Deerhunter, “Back to the Middle”, in https://www.youtube.com/watch?v=k9MsFaFrrps
Por que precisamos de afeto? É uma exigência dos sentidos. Uma prova de vida, o portal por onde temos de passar para vingarmos como humanos. Damos e recebemos afeto. E assim o afeto se equaciona como sinalagma. Uma troca, sem ordem de fatores – pois não se pode esperar que o afeto de ontem tenha fatura a debitar no afeto de hoje, que é, ao mesmo tempo, a promissória do afeto de amanhã. Nem se pode esperar que, no deve e haver entre afetos (o dado e o recebido), o saldo seja nulo.
O afeto exige ato espontâneo. Pode-se traduzir em pequenos atos ou em atos memoráveis, em singelas palavras ou em palavras que ganham moldura para a posteridade. Pode haver afeto mesmo quando não damos por ele. Num simples olhar, na condição de o olhar afetuoso não se confundir com comiseração (pois a pena é a negação do afeto). O afeto pode implicar contacto entre dois corpos: um breve afago, um beijo, um abraço demorado, um aperto de mão, a perna que se entrecruza noutra, o sexo. Ou pode ser a exteriorização de palavras, ou de atos distantes (uma carta, um bouquet de flores, uma mensagem de telemóvel, uma mensagem escrita no orvalho depositado numa janela).
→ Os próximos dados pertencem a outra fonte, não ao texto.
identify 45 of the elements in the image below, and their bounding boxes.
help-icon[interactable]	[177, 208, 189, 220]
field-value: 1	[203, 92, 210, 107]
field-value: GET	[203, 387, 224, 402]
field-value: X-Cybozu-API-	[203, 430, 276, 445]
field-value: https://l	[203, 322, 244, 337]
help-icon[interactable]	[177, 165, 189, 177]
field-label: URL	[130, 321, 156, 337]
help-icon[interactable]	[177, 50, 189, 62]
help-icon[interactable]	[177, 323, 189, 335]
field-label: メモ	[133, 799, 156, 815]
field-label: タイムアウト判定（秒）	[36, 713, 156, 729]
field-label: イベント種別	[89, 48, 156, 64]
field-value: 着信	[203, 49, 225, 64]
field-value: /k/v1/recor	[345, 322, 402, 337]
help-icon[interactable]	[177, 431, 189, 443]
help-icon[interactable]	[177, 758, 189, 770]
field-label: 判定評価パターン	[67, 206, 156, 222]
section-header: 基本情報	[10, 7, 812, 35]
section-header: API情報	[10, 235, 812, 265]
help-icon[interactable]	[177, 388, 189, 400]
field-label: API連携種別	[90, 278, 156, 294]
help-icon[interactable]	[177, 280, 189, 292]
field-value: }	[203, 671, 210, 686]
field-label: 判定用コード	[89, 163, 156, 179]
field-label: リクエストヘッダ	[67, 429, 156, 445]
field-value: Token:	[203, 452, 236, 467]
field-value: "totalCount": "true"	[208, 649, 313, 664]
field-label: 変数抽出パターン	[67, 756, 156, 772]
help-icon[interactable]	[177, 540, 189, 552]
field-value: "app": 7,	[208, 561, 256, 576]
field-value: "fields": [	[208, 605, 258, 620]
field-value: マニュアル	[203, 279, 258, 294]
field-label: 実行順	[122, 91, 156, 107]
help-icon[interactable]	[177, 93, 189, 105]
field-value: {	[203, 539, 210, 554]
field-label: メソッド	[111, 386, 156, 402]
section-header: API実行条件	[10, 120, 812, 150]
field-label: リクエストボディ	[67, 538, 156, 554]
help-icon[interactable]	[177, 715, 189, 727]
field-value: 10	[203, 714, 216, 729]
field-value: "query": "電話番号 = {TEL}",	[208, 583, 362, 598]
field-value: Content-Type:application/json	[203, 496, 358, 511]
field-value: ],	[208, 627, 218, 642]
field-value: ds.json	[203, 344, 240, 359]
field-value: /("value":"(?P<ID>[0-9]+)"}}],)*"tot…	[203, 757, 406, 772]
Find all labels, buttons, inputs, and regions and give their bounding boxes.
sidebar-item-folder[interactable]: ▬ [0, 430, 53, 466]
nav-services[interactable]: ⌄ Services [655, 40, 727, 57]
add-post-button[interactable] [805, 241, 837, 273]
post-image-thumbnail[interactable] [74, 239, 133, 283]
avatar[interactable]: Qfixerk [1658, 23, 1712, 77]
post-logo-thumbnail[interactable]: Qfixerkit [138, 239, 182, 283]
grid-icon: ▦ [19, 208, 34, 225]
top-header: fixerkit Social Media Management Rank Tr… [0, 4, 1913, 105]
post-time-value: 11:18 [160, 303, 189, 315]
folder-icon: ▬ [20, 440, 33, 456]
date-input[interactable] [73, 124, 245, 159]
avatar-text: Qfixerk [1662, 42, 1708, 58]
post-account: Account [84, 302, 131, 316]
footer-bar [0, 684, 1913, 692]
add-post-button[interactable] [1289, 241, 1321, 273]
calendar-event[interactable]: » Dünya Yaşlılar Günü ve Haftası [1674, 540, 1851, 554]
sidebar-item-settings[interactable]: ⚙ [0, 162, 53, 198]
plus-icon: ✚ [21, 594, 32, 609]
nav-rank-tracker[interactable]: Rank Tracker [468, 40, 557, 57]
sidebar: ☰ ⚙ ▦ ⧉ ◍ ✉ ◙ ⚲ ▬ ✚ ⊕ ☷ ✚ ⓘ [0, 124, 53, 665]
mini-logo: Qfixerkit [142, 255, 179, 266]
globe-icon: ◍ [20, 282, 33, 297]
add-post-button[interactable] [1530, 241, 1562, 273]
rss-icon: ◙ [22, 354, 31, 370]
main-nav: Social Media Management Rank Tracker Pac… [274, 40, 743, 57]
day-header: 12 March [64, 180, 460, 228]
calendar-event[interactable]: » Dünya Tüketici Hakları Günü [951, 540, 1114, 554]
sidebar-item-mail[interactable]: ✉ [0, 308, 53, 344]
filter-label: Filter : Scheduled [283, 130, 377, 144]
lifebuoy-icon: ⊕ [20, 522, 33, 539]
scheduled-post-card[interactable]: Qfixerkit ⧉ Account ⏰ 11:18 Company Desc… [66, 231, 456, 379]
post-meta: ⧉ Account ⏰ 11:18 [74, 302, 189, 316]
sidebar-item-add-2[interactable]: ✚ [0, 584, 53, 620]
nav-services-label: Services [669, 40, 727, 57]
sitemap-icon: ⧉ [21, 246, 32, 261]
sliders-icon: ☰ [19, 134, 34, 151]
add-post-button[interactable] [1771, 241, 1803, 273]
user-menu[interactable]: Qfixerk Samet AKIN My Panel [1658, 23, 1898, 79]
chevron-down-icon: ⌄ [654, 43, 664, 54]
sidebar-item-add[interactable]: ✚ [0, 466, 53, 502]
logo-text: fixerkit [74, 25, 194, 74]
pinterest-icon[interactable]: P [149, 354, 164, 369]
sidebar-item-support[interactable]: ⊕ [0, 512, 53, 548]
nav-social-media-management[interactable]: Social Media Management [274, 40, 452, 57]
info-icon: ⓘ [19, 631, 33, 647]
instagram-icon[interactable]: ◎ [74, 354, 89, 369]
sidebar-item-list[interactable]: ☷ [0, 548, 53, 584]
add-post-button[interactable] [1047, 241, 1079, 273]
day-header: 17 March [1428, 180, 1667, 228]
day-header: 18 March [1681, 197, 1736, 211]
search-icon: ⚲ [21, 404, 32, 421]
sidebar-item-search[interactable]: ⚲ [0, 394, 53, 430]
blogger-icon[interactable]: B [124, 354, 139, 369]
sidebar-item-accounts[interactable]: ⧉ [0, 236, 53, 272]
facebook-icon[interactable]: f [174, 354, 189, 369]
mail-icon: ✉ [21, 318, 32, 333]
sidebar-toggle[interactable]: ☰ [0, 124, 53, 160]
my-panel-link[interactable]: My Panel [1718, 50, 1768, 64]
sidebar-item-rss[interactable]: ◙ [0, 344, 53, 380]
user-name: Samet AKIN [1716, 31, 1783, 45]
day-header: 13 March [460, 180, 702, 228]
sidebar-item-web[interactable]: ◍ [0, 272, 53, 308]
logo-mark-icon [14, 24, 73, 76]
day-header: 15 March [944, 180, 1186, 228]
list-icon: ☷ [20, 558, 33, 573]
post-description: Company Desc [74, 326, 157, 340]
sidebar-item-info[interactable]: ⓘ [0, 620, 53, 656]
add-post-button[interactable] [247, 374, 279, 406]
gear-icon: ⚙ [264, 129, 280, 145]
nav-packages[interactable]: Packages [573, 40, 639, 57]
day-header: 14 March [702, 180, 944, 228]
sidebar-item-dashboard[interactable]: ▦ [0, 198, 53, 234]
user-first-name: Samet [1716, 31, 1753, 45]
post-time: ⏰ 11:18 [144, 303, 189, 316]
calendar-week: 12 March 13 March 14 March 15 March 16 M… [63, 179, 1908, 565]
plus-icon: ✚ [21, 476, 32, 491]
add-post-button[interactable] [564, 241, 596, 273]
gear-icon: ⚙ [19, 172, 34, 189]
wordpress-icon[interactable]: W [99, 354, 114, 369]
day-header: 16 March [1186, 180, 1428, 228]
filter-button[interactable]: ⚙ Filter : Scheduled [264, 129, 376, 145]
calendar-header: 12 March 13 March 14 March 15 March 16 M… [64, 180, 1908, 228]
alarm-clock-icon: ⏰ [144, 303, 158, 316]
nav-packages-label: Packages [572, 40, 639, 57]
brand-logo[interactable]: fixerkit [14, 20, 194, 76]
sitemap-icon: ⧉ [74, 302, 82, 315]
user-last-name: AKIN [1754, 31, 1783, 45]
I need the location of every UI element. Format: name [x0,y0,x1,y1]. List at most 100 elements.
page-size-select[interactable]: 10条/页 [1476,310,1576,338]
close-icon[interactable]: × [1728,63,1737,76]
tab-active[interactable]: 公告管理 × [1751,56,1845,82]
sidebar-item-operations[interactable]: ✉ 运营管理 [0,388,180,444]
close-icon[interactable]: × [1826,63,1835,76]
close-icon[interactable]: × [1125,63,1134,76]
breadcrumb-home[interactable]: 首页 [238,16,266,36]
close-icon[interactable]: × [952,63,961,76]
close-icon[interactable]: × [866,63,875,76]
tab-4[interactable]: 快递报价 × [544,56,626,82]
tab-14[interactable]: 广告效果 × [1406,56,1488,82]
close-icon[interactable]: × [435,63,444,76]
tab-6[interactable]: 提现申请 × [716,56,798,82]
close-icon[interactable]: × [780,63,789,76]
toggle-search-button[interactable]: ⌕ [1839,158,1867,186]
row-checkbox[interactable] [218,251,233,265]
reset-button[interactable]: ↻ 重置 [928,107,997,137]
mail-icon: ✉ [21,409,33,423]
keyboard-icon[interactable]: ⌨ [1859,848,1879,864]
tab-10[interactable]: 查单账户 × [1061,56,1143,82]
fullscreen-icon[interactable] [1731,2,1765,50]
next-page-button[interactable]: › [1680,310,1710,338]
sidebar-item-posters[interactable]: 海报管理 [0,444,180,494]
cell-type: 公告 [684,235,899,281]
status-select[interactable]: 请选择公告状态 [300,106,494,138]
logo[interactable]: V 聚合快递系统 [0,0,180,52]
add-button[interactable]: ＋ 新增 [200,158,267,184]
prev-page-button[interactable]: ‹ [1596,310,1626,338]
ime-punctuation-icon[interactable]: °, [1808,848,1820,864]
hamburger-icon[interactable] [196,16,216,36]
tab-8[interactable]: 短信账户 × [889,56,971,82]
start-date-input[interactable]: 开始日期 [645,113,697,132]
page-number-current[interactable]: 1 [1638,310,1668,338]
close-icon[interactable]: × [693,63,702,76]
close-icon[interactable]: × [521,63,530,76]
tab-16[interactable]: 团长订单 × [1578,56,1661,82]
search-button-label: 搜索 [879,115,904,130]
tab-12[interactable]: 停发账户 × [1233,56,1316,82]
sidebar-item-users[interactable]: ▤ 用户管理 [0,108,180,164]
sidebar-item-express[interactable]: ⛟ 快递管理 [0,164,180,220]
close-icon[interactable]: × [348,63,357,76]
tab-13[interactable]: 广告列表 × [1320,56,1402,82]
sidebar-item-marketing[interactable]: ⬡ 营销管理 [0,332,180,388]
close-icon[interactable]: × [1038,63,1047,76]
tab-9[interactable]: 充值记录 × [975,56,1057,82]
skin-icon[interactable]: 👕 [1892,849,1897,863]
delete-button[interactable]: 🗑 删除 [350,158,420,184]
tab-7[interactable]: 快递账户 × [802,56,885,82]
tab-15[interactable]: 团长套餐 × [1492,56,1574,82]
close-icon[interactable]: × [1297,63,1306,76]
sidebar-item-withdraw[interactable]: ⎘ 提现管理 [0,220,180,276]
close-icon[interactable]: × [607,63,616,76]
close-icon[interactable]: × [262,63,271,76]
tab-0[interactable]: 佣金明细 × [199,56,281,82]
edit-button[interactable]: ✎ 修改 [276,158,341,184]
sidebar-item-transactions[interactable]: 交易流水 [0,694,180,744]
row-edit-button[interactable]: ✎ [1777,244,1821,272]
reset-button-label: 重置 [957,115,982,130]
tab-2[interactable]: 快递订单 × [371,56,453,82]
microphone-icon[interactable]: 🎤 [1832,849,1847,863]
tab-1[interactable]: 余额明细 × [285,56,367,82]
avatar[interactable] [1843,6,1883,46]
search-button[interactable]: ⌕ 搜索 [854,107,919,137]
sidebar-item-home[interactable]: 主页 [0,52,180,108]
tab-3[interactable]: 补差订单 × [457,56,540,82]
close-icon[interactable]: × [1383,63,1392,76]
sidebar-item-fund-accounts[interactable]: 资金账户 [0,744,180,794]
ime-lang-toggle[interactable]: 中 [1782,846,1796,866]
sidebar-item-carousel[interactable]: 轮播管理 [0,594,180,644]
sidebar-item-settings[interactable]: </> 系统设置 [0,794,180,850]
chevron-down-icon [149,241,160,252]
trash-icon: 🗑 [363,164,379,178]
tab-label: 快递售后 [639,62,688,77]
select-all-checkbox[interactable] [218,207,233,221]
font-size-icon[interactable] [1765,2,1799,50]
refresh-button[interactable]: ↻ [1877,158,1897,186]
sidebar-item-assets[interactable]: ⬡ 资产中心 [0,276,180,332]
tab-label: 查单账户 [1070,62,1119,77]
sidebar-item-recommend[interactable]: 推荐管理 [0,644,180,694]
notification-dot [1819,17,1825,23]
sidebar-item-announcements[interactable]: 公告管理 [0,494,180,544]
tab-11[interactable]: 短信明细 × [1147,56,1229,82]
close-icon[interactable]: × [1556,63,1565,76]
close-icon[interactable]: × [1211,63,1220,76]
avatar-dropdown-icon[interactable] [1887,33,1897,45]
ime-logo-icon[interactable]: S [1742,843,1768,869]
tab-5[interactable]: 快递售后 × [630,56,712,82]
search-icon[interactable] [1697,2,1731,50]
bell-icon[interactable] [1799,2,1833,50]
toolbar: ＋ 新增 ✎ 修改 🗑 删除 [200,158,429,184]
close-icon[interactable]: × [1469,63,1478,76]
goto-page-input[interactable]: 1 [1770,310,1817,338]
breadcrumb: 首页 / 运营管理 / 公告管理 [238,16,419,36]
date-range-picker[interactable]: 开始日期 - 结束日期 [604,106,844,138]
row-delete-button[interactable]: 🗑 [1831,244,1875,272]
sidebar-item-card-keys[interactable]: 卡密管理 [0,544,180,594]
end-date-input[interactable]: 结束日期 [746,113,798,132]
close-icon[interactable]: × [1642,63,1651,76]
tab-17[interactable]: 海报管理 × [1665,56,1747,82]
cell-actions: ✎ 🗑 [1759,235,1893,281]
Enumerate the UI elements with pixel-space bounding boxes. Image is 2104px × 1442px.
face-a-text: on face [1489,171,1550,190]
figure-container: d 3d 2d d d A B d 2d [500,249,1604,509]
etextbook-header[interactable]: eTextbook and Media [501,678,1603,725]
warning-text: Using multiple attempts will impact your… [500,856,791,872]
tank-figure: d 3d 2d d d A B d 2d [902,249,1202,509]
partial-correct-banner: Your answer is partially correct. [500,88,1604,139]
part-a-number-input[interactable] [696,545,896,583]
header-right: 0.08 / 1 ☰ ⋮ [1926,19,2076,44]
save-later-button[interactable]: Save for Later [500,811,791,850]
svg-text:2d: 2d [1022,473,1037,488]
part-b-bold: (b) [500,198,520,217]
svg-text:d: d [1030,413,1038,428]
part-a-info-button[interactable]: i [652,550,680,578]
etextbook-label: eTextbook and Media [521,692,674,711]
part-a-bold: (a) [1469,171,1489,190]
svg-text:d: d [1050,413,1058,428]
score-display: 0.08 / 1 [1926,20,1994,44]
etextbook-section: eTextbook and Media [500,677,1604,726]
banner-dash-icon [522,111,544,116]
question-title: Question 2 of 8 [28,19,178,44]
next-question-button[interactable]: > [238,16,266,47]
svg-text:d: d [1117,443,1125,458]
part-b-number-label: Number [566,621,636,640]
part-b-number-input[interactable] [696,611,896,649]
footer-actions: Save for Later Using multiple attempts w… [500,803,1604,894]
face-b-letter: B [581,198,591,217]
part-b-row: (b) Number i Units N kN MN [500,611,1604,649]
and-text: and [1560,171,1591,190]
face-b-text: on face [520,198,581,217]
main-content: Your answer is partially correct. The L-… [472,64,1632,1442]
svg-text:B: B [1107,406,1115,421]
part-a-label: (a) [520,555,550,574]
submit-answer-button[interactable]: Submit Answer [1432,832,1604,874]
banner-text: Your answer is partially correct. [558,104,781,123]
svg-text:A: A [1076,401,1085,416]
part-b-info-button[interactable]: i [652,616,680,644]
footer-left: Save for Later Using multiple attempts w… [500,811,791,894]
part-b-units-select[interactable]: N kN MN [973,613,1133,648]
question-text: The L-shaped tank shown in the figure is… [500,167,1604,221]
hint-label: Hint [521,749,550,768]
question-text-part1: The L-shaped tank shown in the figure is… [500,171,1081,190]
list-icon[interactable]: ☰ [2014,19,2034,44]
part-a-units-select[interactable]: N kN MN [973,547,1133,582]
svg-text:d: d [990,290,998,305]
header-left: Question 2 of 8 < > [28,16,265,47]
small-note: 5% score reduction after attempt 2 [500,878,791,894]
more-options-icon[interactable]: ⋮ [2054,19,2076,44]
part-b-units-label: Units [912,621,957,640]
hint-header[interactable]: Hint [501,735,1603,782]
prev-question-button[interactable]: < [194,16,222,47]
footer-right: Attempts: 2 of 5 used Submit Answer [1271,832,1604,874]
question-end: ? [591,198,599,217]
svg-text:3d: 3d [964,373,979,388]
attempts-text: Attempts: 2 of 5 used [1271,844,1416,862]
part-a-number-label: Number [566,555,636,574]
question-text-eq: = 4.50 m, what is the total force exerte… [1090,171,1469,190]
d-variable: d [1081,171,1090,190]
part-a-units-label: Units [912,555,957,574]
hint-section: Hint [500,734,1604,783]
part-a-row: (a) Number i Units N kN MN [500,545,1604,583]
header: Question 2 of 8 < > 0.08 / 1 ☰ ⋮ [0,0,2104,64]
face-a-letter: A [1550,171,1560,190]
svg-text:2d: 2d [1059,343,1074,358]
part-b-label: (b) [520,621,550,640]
Não há ordem nos afetos, nem prioridades entre as categorias em que se desmultiplicam as manifestações de afeto. Tudo depende do momento. Da vontade que emerge. Da circunstância. E das pessoas que intuem afetos, do seu destinatário e de quem parte o afeto. Os afetos fluem com as pessoas, e as pessoas (é lugar-comum, mas aqui vai na mesma) são o império da subjetividade, expressão da profunda heterogeneidade que dá cunho à riqueza da espécie. Se metermos pelo meio a diversidade das culturas, a forma diferente como pessoas de diferentes lugares entendem e reagem aos afetos, a empreitada da objetividade do afeto é uma impossibilidade.
Há lugares onde os afetos entre pessoas pouco conhecidas ou estranhas se resumem a formas que não contemplam qualquer contacto físico. Os povos latinos são mais dados ao contacto físico – é só ver como nos programas de variedades os convidados são cumprimentados com recurso ao contacto físico (beijo ou aperto de mão), possibilidade excluída em países mais a norte, onde há uma reserva mental em passar o afeto mínimo (visível no cumprimento a alguém) ao domínio físico. As pessoas, mesmo com algum grau de conhecimento, não se beijam nem apertam as mãos. E mostram incómodo quando um latino, habituado a estes procedimentos afetuosos, tenciona exportar os seus hábitos.
Por tudo isto, é inútil ensinar os afetos. E é impossível uma teoria homogénea sobre os afetos. É daqueles domínios onde a prática suplanta a hipótese de teorização. Na certeza de a demissão dos afetos retirar essência e substância às pessoas.